Through the use of portraiture and created mixed media objects, Asha Elana Casey in the words of Ntozake Shange, seeks to “find God in herself and love her fiercely”, while showing the ways in which our ancestors sought out God before and beyond colonization. Her work presents some of the narratives present in stories about the Abosom, Ancestors, Orishas, and Saints through her lens and vessel. She begins her series with Eleggua and slowly introduces the other deities. She situates them in one energetic center to speak to the aspects of her West African culture lost to the slave trade. The figure’s face is painted in black and white to symbolize enlightenment and how spirit walks with our highest self. However, flesh depiction may change based on the spiritual tradition. The bodies of the deities are adorned in intricate patterns reminiscent of mandalas or sacred geometry to exemplify their place in the universe. The work explores similarities and differences across the diasporic traditions. Many of the recognizable symbols stem from religious iconography from the Yoruba/Ifa, Akan, Santeria, Hoodoo (Conjure/Rootwork), and Catholic traditions.

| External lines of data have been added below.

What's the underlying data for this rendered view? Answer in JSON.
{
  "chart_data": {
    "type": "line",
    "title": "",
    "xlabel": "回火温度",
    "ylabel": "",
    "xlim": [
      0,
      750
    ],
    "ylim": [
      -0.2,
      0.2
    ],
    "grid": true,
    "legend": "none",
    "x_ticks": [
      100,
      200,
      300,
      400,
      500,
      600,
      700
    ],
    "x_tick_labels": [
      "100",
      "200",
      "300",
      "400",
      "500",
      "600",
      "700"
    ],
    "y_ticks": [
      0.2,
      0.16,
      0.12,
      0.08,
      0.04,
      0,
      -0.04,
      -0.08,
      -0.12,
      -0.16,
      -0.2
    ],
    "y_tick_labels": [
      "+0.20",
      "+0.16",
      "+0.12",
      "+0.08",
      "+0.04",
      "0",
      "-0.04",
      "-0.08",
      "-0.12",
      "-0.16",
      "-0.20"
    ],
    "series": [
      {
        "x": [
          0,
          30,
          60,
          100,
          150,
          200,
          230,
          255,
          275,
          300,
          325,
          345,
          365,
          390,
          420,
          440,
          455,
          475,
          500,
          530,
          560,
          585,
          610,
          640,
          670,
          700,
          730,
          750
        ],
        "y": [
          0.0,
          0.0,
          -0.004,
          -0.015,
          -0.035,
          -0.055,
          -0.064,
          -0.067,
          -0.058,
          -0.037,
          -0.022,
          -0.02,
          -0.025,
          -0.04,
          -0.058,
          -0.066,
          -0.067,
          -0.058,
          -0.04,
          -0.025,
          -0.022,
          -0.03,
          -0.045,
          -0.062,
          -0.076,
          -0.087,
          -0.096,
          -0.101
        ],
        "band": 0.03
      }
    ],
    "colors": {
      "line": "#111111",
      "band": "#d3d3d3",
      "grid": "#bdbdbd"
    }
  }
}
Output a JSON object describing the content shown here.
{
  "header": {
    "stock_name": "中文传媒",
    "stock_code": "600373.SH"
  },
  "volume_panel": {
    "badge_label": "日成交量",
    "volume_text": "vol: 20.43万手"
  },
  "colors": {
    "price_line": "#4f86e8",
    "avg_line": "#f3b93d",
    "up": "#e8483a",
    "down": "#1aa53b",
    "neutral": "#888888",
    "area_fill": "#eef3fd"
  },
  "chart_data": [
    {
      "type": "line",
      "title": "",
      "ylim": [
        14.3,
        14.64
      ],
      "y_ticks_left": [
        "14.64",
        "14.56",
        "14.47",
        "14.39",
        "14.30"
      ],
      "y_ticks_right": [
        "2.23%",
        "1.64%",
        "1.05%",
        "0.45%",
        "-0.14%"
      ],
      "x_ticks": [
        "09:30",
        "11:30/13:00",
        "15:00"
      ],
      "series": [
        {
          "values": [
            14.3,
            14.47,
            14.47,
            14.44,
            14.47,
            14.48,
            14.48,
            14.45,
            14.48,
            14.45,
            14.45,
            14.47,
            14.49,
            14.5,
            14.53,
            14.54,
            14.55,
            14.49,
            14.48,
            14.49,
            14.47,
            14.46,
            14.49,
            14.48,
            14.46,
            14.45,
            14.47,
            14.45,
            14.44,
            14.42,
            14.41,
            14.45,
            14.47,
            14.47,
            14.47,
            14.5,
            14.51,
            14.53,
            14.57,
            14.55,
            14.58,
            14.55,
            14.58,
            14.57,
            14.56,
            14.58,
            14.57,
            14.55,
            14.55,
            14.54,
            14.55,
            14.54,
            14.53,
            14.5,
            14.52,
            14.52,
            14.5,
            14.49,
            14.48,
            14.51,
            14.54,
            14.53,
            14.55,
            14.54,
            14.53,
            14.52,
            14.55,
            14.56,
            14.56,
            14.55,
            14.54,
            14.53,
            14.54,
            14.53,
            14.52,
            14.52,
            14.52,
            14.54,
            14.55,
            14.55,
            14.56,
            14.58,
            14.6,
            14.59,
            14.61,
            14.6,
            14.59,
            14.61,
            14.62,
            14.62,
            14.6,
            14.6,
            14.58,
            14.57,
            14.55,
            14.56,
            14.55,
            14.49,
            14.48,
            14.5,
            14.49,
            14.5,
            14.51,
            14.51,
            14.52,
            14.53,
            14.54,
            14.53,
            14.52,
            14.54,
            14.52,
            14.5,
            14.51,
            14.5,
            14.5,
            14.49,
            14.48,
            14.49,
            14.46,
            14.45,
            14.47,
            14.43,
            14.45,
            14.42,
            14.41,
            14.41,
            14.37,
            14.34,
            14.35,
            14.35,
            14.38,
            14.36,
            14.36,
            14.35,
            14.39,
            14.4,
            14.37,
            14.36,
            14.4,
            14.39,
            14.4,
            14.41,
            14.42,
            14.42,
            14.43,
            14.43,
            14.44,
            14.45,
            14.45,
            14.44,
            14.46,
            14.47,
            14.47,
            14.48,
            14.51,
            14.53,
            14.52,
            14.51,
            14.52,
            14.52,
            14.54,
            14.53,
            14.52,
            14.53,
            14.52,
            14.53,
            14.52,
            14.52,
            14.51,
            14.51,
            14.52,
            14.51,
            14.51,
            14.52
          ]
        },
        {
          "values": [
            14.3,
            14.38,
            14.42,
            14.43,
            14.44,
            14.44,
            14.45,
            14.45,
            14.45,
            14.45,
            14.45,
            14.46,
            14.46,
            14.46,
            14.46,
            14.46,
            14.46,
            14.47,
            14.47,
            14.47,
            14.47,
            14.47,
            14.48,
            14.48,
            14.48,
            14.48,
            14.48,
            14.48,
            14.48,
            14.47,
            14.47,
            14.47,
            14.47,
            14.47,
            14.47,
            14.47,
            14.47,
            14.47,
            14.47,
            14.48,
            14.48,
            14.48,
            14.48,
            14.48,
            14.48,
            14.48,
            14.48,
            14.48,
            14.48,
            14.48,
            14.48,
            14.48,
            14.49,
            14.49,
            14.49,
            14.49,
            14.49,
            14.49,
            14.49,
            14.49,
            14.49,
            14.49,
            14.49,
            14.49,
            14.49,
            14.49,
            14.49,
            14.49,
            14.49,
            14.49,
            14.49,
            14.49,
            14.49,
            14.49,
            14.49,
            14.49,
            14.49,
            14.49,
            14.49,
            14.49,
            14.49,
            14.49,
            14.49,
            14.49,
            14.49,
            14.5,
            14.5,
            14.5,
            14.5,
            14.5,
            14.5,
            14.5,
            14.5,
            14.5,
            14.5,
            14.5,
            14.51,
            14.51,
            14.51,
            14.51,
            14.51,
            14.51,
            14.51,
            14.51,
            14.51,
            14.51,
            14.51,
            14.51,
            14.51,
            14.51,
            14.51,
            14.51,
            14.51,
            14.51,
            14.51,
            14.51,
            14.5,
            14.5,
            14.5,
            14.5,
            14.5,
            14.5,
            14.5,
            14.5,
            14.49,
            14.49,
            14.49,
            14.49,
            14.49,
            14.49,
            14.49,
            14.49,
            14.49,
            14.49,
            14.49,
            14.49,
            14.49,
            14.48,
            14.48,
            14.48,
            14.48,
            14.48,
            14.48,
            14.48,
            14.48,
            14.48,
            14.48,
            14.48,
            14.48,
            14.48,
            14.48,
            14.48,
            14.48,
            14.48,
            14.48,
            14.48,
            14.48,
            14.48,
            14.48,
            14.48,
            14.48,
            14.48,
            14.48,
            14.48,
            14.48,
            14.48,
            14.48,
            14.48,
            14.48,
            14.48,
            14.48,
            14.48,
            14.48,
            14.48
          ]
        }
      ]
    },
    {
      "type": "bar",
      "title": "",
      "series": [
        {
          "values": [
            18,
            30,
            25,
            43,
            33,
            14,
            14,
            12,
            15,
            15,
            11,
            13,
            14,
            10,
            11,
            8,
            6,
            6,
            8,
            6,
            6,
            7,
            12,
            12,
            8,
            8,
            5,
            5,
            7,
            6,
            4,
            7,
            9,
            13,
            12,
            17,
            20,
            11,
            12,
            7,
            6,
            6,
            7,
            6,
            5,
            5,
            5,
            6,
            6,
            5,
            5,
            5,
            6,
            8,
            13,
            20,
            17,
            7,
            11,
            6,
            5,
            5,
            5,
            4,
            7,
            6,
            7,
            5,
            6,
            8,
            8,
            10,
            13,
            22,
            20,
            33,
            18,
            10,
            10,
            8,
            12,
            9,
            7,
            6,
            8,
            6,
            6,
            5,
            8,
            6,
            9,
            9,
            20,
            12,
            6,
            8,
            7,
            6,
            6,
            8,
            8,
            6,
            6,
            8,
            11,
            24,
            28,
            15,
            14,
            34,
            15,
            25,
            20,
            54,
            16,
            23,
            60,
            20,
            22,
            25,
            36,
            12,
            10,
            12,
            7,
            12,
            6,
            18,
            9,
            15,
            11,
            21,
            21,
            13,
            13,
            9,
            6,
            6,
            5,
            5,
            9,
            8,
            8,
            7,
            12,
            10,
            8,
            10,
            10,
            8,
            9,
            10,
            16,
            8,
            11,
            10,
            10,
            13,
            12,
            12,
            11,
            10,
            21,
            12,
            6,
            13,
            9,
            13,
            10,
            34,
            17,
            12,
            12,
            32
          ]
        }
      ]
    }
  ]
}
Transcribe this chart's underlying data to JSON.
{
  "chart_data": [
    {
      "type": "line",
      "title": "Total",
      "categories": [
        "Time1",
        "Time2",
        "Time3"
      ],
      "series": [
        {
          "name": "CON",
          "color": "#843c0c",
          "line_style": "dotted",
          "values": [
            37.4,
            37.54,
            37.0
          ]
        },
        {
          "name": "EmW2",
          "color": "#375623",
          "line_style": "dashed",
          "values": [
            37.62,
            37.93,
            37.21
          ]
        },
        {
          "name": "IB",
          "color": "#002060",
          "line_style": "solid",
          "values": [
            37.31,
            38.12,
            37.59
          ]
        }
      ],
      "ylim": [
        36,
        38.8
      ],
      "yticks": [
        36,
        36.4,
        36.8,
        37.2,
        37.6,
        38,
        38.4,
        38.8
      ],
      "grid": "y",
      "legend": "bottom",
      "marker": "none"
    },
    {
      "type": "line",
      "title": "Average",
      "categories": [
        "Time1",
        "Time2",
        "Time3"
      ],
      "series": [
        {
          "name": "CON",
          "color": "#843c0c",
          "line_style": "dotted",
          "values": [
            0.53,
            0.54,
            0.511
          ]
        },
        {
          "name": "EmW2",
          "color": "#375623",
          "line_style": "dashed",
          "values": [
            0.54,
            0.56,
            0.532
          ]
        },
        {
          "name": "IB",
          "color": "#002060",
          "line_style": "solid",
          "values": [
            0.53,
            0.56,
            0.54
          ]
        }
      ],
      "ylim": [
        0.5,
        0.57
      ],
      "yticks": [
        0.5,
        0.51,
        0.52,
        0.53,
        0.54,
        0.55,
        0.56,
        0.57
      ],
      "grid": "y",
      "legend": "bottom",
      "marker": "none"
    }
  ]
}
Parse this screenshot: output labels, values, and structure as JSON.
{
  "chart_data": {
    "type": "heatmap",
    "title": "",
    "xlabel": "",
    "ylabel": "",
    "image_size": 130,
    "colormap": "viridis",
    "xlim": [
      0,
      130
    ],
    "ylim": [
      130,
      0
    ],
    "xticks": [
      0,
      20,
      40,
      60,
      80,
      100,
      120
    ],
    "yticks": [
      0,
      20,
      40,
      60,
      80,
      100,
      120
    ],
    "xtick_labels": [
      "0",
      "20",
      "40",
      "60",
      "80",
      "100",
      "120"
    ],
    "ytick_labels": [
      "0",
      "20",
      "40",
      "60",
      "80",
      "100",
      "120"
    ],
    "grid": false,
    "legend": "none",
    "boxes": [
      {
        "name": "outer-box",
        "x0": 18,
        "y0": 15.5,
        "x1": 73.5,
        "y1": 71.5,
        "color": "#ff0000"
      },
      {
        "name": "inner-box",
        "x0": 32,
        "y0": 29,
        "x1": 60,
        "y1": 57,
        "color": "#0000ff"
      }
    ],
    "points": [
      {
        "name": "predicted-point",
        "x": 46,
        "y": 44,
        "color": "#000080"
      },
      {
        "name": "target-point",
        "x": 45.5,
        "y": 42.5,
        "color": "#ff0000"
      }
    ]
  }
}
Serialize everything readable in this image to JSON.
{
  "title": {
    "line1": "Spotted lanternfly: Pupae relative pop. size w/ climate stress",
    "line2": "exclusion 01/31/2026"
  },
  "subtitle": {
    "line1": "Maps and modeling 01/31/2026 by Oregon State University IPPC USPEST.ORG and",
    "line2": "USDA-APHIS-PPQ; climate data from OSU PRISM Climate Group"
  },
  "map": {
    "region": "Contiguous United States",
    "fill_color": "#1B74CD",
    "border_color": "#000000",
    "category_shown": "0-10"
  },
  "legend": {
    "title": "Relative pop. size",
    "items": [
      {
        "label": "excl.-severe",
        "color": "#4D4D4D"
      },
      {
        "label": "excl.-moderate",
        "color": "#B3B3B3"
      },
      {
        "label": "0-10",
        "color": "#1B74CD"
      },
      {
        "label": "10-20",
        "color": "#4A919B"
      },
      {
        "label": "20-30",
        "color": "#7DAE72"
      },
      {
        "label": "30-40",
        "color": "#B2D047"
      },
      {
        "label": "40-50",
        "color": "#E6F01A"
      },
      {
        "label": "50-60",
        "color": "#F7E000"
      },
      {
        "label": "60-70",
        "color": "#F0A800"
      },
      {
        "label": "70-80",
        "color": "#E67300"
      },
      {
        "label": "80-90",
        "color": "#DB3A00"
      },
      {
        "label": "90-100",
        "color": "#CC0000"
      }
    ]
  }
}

Modern symbols ever present in her work is the adornment of teeth (grillz) to symbolize monetary power, acrylic nails to accent one of the many self-care practices of Black women, and postures of power exemplified in the culture of American Black people.
Asha Elana Casey (born April 30, 1994) is a contemporary painter and mixed media artist. She began her artistic training at the Duke Ellington School of the Arts in Washington, DC. Casey is a graduate of the Corcoran School of Art and Design at George Washington University and an Anderson’s Ranch residency recipient. She currently lives and works in DC.